By categorising crashes you can prioritise them according to which ones are most interesting to you. This can also help you identify when one test case is triggering the same bug as another, so you only keep the cases relating to unique crashes. In order to do this, you will need some automated information about the crash so you can make a decision. Running the test case with the target attached to a debugger can provide a crash trace which you can parse to find values such as the exception type, register values, stack contents and so on.
One tool by Microsoft which can help with this is called, !exploitable (pronounced “bang exploitable”), which works with the Windbg debugger to categorise crashes according to how exploitable it thinks the bug is.
Test case reduction
As fuzzing randomly alters input, it is common for a crashing test case to have multiple alterations which are not relevant to triggering the bug. Test case reduction is the act of narrowing down a test case to the minimum set of alterations from a valid input required to trigger the bug, so that you only need to focus on that part of the input in your analysis.
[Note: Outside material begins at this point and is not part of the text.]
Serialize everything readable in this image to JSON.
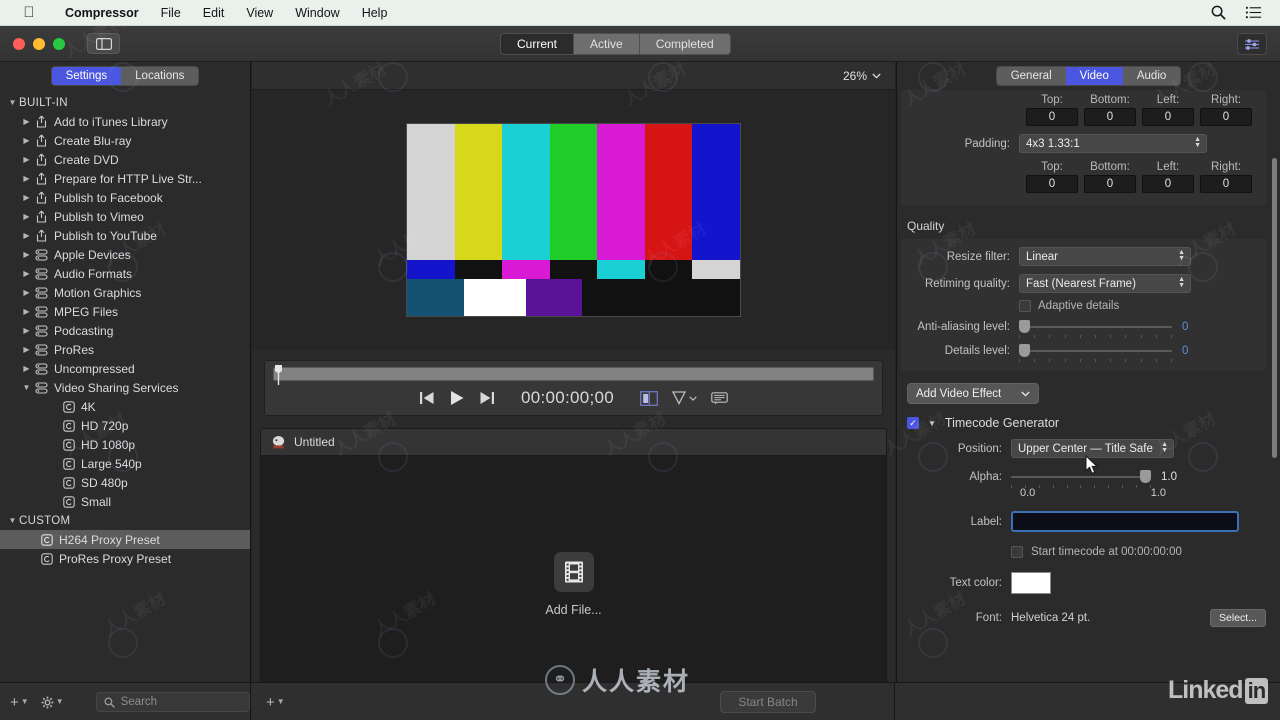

This reduction can be performed manually, but it can also be performed automatically by the fuzzer. When a crashing test case is encountered, the fuzzer can re-execute the test case several times, gradually reducing the alterations made to the input until the smallest set of changes remains, whilst still triggering the bug. This can simplify your analysis and may also help to categorise crashing test cases as you will know precisely what parts of the input are affected.
Code coverage is a measure of how much of the program’s code has been executed by the fuzzer. The idea is that the more coverage you get, the more of the program you have actually tested. Measuring code coverage can be tricky and often requires binary instrumentation to track which portions of code are being executed. You can also measure code coverage in different ways, such as by line, by basic block, by branch or by code path.
Code coverage is not a perfect measure with regards to fuzzing, as it is possible to execute code without revealing bugs in it, and there are often areas of code that almost never get executed, such as safety error checks that are unlikely to really be needed and are very unlikely to be interesting to us anyway. Nevertheless, some form of code coverage measurement can provide insight into what your fuzzer is triggering within the program, especially when your fuzzing is completely black box and you may not yet know much about the program’s inner workings.
Some tools and technologies that may help with code coverage include Pai Mei, Valgrind, DynamoRIO and DTrace.
There are a number of existing frameworks that allow you to create fuzzers without having to work from scratch. Some of these frameworks are complex and it may still take a while to create a working fuzzer for your target; by contrast, others take a very simple approach. A selection of these frameworks and fuzzers is listed here for your reference:
Radamsa is designed to be easy to use and flexible. It attempts to “just work” for a variety of input types and contains a number of different fuzzing algorithms for mutation.
Sulley provides a comprehensive generation framework, allowing structured data to be represented for generation based fuzzing. It also contains components to help with recording test cases and detecting crashes.
The Peach framework can perform smart fuzzing for file formats and network protocols. It can perform both generation- and mutation-based fuzzing and it contains components to help with modelling and monitoring the target.
SPIKE is a network protocol fuzzer. It requires good knowledge of C to use and is designed to run on Linux.
Grinder is a web browser fuzzer, which also has features to help in managing large numbers of crashes.
NodeFuzz is a nodejs-based harness for web browsers, which includes instrumentation modules to gain further information from the client side.